Le Montréalais Chris Boucher a réussi trois double-doubles en l'absence de Serge Ibaka.

Photo : Reuters / USA Today Sports

Sauf que l’entraîneur torontois n’a plus d’atout dans son jeu de cartes pour remplacer Siakam. Hollis-Jefferson devrait voir sa part de minutes, mais il n’a aucune des qualités du Camerounais, hormis une certaine activité défensive, et même là.

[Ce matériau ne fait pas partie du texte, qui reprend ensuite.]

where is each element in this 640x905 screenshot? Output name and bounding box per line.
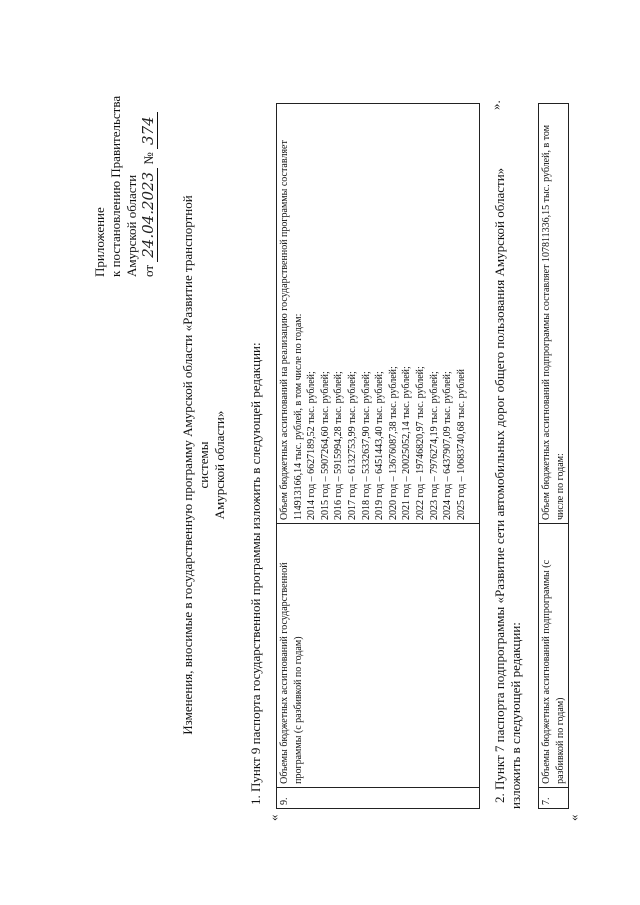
row-number: 9. — [277, 787, 480, 808]
from-label: от — [141, 264, 156, 277]
value-intro: Объем бюджетных ассигнований на реализацию государственной программы составляет 114913166,14 тыс. рублей, в том числе по годам: — [279, 140, 304, 520]
handwritten-number: 374 — [139, 112, 158, 149]
appendix-title: Приложение — [92, 207, 107, 277]
year-line: 2019 год – 6451443,40 тыс. рублей; — [374, 371, 386, 520]
year-line: 2018 год – 5332637,90 тыс. рублей; — [360, 371, 372, 520]
handwritten-date: 24.04.2023 — [139, 168, 158, 262]
table-row — [277, 104, 480, 809]
item2-intro — [492, 79, 524, 809]
title-line-1: Изменения, вносимые в государственную программу Амурской области «Развитие транспортной системы — [180, 195, 211, 735]
row-value — [277, 104, 480, 524]
year-line: 2017 год – 6132753,99 тыс. рублей; — [346, 371, 358, 520]
year-line: 2022 год – 19746820,97 тыс. рублей; — [414, 366, 426, 520]
appendix-region: Амурской области — [124, 174, 139, 277]
year-line: 2021 год – 20025052,14 тыс. рублей; — [401, 366, 413, 520]
year-line: 2020 год – 13676087,38 тыс. рублей; — [387, 366, 399, 520]
row-label: Объемы бюджетных ассигнований государственной программы (с разбивкой по годам) — [277, 524, 480, 788]
item2-table — [538, 103, 569, 809]
item1-table — [276, 103, 480, 809]
item2-open-quote: « — [566, 814, 581, 821]
year-line: 2023 год – 7976274,19 тыс. рублей; — [428, 371, 440, 520]
item2-intro-line-1: 2. Пункт 7 паспорта подпрограммы «Развитие сети автомобильных дорог общего пользования Амурской области» — [492, 167, 507, 803]
item1-intro: 1. Пункт 9 паспорта государственной программы изложить в следующей редакции: — [248, 342, 263, 805]
year-line: 2016 год – 5915994,28 тыс. рублей; — [333, 371, 345, 520]
table-row — [539, 104, 569, 809]
row-value: Объем бюджетных ассигнований подпрограммы составляет 107811336,15 тыс. рублей, в том числе по годам: — [539, 104, 569, 524]
item2-intro-line-2: изложить в следующей редакции: — [508, 622, 523, 809]
row-number: 7. — [539, 787, 569, 808]
item1-open-quote: « — [266, 814, 281, 821]
year-line: 2015 год – 5907264,60 тыс. рублей; — [319, 371, 331, 520]
year-line: 2025 год – 10683740,68 тыс. рублей — [455, 368, 467, 520]
row-label: Объемы бюджетных ассигнований подпрограммы (с разбивкой по годам) — [539, 524, 569, 788]
year-line: 2024 год – 6437907,09 тыс. рублей; — [442, 371, 454, 520]
number-label: № — [141, 152, 156, 165]
document-title — [180, 185, 228, 745]
item1-close-quote: ». — [488, 100, 503, 110]
appendix-resolution: к постановлению Правительства — [108, 95, 123, 277]
year-line: 2014 год – 6627189,52 тыс. рублей; — [306, 371, 318, 520]
title-line-2: Амурской области» — [212, 410, 227, 520]
appendix-date-number — [140, 7, 157, 277]
appendix-block — [92, 7, 157, 277]
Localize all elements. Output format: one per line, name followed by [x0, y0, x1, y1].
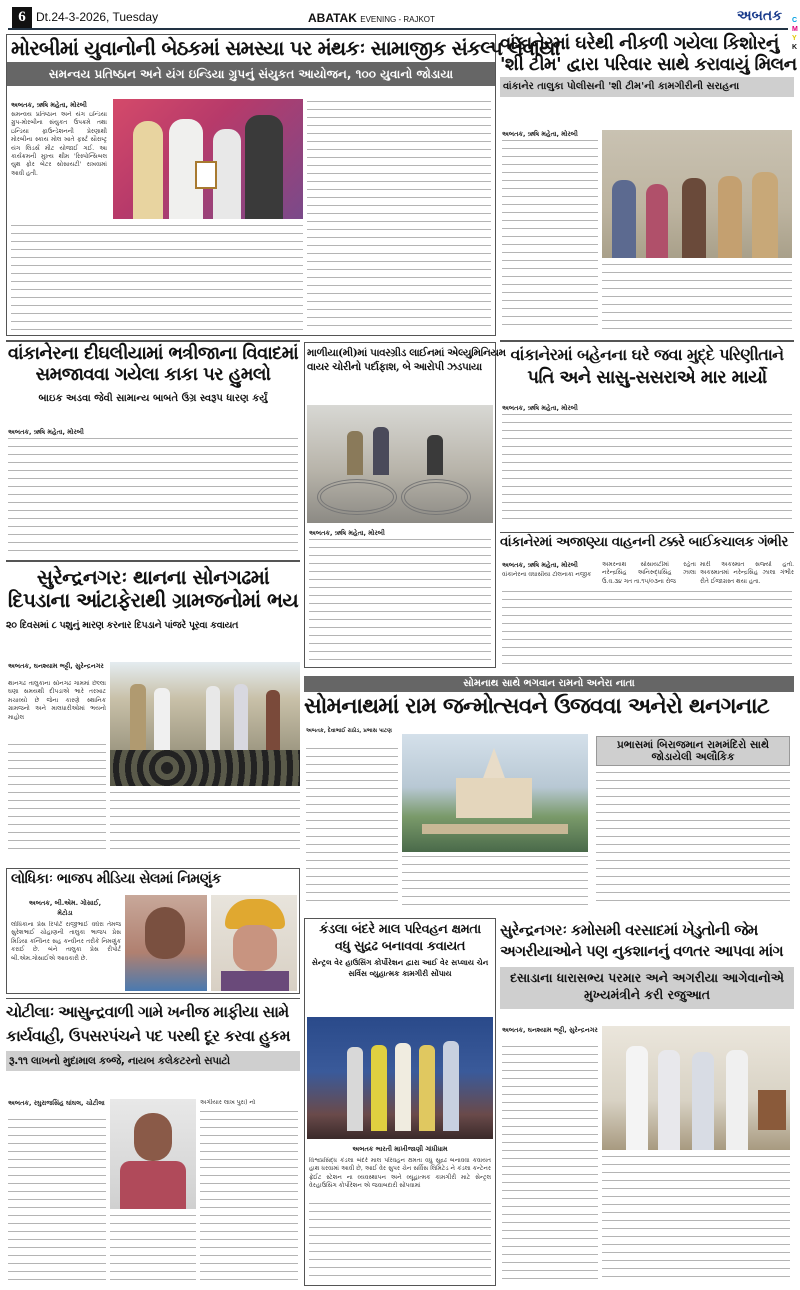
article-dighaliya [6, 340, 300, 554]
article-maliya [304, 342, 506, 668]
headline-line-1: સુરેન્દ્રનગરઃ થાનના સોનગઢમાં [36, 565, 270, 589]
headline: વાંકાનેરમાં અજાણ્યા વાહનની ટક્કરે બાઈકચાલક ગંભીર [500, 534, 788, 550]
portrait-photo-2 [211, 895, 297, 991]
article-columns-right [596, 772, 790, 908]
article-somnath [304, 676, 794, 912]
article-columns [502, 414, 792, 526]
brand-title: ABATAK [308, 11, 357, 25]
meeting-photo [602, 1026, 790, 1150]
black-mark: K [792, 44, 798, 51]
police-photo [602, 130, 792, 258]
article-body: લોધિકાના પ્રેસ રિપોર્ટ રાજીભાઈ વઘેરા તેમજ સુરેશભાઈ ચોહાણની તાલુકા ભાજપ પ્રેસ મિડિયા કન્વિનર સહ કન્વીનર તરીકે નિમણુંક કરાઈ છે. બંને તાલુકા પ્રેસ રીપોર્ટ બી.એમ.ગોસાઈએ આવકારી છે. [11, 921, 121, 962]
headline-line-2: 'શી ટીમ' દ્વારા પરિવાર સાથે કરાવાયું મિલન [500, 53, 797, 75]
byline: અબતક, ઋષિ મહેતા, મોરબી [502, 561, 578, 569]
article-columns-lower [602, 1156, 790, 1282]
accused-photo [110, 1099, 196, 1209]
article-wankaner-sister [500, 340, 794, 528]
subheadline: દસાડાના ધારાસભ્ય પરમાર અને અગરીયા આગેવાનોએ મુખ્યમંત્રીને કરી રજુઆત [500, 967, 794, 1009]
article-columns [306, 748, 398, 908]
headline-line-1: ચોટીલાઃ આસુન્દ્રવાળી ગામે ખનીજ માફીયા સામે [6, 1002, 289, 1021]
article-columns-lower [602, 264, 792, 332]
article-column-3: મારી અકસ્માત સર્જ્યો હતો. અકસ્માતમાં નરેન્દ્રસિંહ ઝાલા ગંભીર રીતે ઈજાગ્રસ્ત થયા હતા. [700, 561, 794, 585]
article-right-column: અગીયાર લાખ પુરા) નો [200, 1099, 256, 1106]
article-columns [8, 1119, 106, 1283]
info-box: પ્રભાસમાં બિરાજમાન રામમંદિરો સાથે જોડાયેલી અલૌકિક [596, 736, 790, 766]
headline-line-2: કાર્યવાહી, ઉપસરપંચને પદ પરથી દૂર કરવા હુકમ [6, 1025, 290, 1045]
byline-2: મેટોડા [57, 909, 73, 917]
masthead [8, 6, 788, 30]
event-photo [113, 99, 303, 219]
headline-line-1: કંડલા બંદરે માલ પરિવહન ક્ષમતા [319, 922, 481, 937]
article-columns-lower [11, 225, 303, 331]
article-columns-lower [110, 792, 300, 856]
article-columns [8, 744, 106, 856]
subheadline: બાઇક અડવા જેવી સામાન્ય બાબતે ઉગ્ર સ્વરૂપ ધારણ કર્યું [38, 393, 268, 405]
byline: અબતક, ઋષિ મહેતા, મોરબી [8, 428, 84, 436]
conference-photo [307, 1017, 493, 1139]
article-morbi [6, 34, 560, 336]
headline-line-2: વધુ સુદ્રઢ બનાવવા કવાયત [334, 938, 466, 954]
byline: અબતક, ઋષિ મહેતા, મોરબી [309, 529, 385, 537]
subheadline: ૨૦ દિવસમાં ૮ પશુનું મારણ કરનાર દિપડાને પાંજરે પૂરવા કવાયત [6, 620, 239, 631]
article-columns [502, 140, 598, 332]
article-columns-lower [402, 856, 588, 908]
article-kandla [304, 918, 496, 1286]
headline-line-1: વાંકાનેરના દીઘલીયામાં ભત્રીજાના વિવાદમાં [7, 343, 299, 364]
temple-photo [402, 734, 588, 852]
article-columns [307, 101, 491, 331]
subheadline: સમન્વય પ્રતિષ્ઠાન અને યંગ ઇન્ડિયા ગ્રુપનું સંયુકત આયોજન, ૧૦૦ યુવાનો જોડાયા [7, 62, 495, 86]
kicker: સોમનાથ સાથે ભગવાન રામનો અનેરા નાતા [304, 676, 794, 692]
byline: અબતક, ઋષિ મહેતા, મોરબી [11, 101, 87, 109]
page-number: 6 [12, 7, 32, 28]
article-columns-right [200, 1111, 298, 1283]
article-lead: વિશ્વપ્રસિદ્ધ કંડલા બંદરે માલ પરિવહન ક્ષમતા વધુ સુદ્રઢ બનાવવા કવાયત હાથ ધરવામાં આવી છે, આઈ વેર સુપર ચેન સર્વિસ લિમિટેડ ને કંડલા કન્ટેનર ફ્રેઈટ સ્ટેશન ના વ્યવસ્થાપન અને વ્યૂહાત્મક કામગીરી માટે સેન્ટ્રલ વેરહાઉસિંગ કોર્પોરેશન એ જવાબદારી સોંપવામાં [309, 1157, 491, 1190]
headline: મોરબીમાં યુવાનોની બેઠકમાં સમસ્યા પર મંથકઃ સામાજીક સંકલ્પ લેવાયા [11, 36, 560, 60]
subheadline: સેન્ટ્રલ વેર હાઉસિંગ કોર્પોરેશન દ્વારા આઈ વેર સપ્લાય ચેન સર્વિસ વ્યુહાત્મક કામગીરી સોંપાય [311, 957, 489, 978]
portrait-photo-1 [125, 895, 207, 991]
byline: અબતક ભારતી માખીજાણી ગાંધીધામ [352, 1145, 448, 1153]
article-lead: વાંકાનેરના વઘાસીયા ટોલનાકા નજીક [502, 571, 592, 578]
headline-line-2: વાયર ચોરીનો પર્દાફાશ, બે આરોપી ઝડપાયા [307, 361, 482, 374]
article-columns [502, 1046, 598, 1282]
article-chotila [6, 998, 300, 1286]
headline-line-2: દિપડાના આંટાફેરાથી ગ્રામજનોમાં ભય [7, 588, 299, 612]
headline-line-1: સુરેન્દ્રનગરઃ કમોસમી વરસાદમાં ખેડુતોની જેમ [500, 921, 758, 939]
byline: અબતક, ઋષિ મહેતા, મોરબી [502, 404, 578, 412]
byline: અબતક, ઘનશ્યામ ભટ્ટી, સુરેન્દ્રનગર [502, 1026, 598, 1034]
headline: સોમનાથમાં રામ જન્મોત્સવને ઉજવવા અનેરો થનગનાટ [304, 693, 769, 719]
byline: અબતક, ઋષિ મહેતા, મોરબી [502, 130, 578, 138]
article-columns [309, 1203, 491, 1281]
issue-date: Dt.24-3-2026, Tuesday [36, 10, 159, 24]
article-lead: થાનગઢ તાલુકાના સોનગઢ ગામમાં છેલ્લા ઘણા સમયથી દીપડાએ ભારે તરખાટ મચાવ્યો છે જેના કારણે સ્થાનિક ગ્રામજનો અને માલધારીઓમાં ભયનો માહોલ [8, 680, 106, 721]
article-accident [500, 532, 794, 668]
headline-line-2: અગરીયાઓને પણ નુકશાનનું વળતર આપવા માંગ [500, 942, 783, 961]
article-column-2: અમરનાથ સોસાયટીમાં રહેતા નરેન્દ્રસિંહ અનિરુદ્ધસિંહ ઝાલા ઉ.વ.૩૪ ગત તા.૧૫/૦૩ના રોજ [602, 561, 696, 585]
article-columns [8, 438, 298, 552]
magenta-mark: M [792, 26, 798, 33]
article-columns-lower [110, 1215, 196, 1283]
article-surendranagar-leopard [6, 560, 300, 860]
article-surendranagar-rain [500, 918, 794, 1286]
byline: અબતક, દેવાભાઈ રાઠોડ, પ્રભાસ પાટણ [306, 728, 392, 734]
edition-label: EVENING - RAJKOT [360, 15, 435, 24]
byline: અબતક, ઘનશ્યામ ભટ્ટી, સુરેન્દ્રનગર [8, 662, 104, 670]
headline-line-1: વાંકાનેરમાં બહેનના ઘરે જવા મુદ્દે પરિણીતાને [510, 345, 784, 364]
headline: લોધિકાઃ ભાજપ મીડિયા સેલમાં નિમણુંક [11, 871, 221, 887]
article-lead: સમન્વય પ્રતિષ્ઠાન અને યંગ ઇન્ડિયા ગ્રુપ-મોરબીના સંયુકત ઉપક્રમે તથા ઇન્ડિયા ફાઉન્ડેશનની પ્રેરણાથી મોરબીના સ્કાય મોલ ખાતે ફર્સ્ટ સૌરાષ્ટ્ર યંગ લિડર્સ મીટ યોજાઈ ગઈ. આ કાર્યક્રમની મુખ્ય થીમ 'રિસ્પોન્સિબલ યુથ ફોર બેટર સોસાયટી' રાખવામાં આવી હતી. [11, 111, 107, 177]
article-lodhika [6, 868, 300, 994]
headline-line-2: પતિ અને સાસુ-સસરાએ માર માર્યો [527, 367, 767, 389]
byline-1: અબતક, બી.એમ. ગોસાઈ, [28, 899, 102, 907]
subheadline: રૂ.૧૧ લાખનો મુદામાલ કબ્જે, નાયબ કલેકટરનો સપાટો [6, 1051, 300, 1071]
byline: અબતક, રઘુરાજસિંહ ઘાંઘલ, ચોટીલા [8, 1099, 105, 1107]
article-columns [502, 591, 792, 665]
abatak-logo: અબતક [736, 8, 782, 24]
villagers-photo [110, 662, 300, 786]
article-wankaner-she-team [500, 33, 797, 336]
cyan-mark: C [792, 17, 798, 24]
subheadline: વાંકાનેર તાલુકા પોલીસની 'શી ટીમ'ની કામગીરીની સરાહના [500, 77, 794, 97]
headline-line-1: વાંકાનેરમાં ઘરેથી નીકળી ગયેલા કિશોરનું [500, 33, 779, 54]
headline-line-1: માળીયા(મી)માં પાવરગ્રીડ લાઈનમાં એલ્યુમિનિયમ [307, 347, 506, 359]
brand-name [308, 11, 435, 25]
headline-line-2: સમજાવવા ગયેલા કાકા પર હુમલો [35, 363, 271, 385]
arrest-photo [307, 405, 493, 523]
article-columns [309, 539, 491, 663]
yellow-mark: Y [792, 35, 797, 42]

Boucher, avec sa grande envergure et son athlétisme, pourrait également obtenir l'appel de Nurse dans le cinq partant... alors qu'il ne joue presque plus depuis le retour d'Ibaka.

Les expérimentations devraient être nombreuses.

La semaine dernière, cinq mois après être devenu le premier joueur par excellence de la finale de la NBA à tourner le dos à son équipe pour poursuivre sa carrière sous d’autres cieux, Leonard est revenu à Toronto chercher sa bague de championnat.

Des applaudissements chaleureux ont accueilli l’impassible ailier, qui s’est permis de sourire davantage qu’à l’accoutumée. La rupture a été consommée sans animosité : les uns acceptant que l’ailier étoile eût choisi de poursuivre sa carrière dans sa ville d’enfance, les autres réalisant qu’il avait permis à Toronto de savourer un titre inespéré, en assumant de bonne foi le rôle de mercenaire.

La victoire des Clippers ce soir-là, la deuxième de Leonard sur ses anciens coéquipiers cette saison, a toutefois contribué à révéler certaines des limites de cette incarnation de la formation torontoise, qui se situe à plein régime un bon cran au-dessous des deux équipes de Los Angeles et des Bucks de Milwaukee, les trois aspirants légitimes au trophée Larry-O’Brien.

Le plafond actuel des Raptors ne semble plus être de gagner un championnat, mais au mieux de jouer les trouble-fêtes en éliminatoires.

L’on s’apprête à découvrir leur plancher.

Mais la chute ne devrait être que temporaire.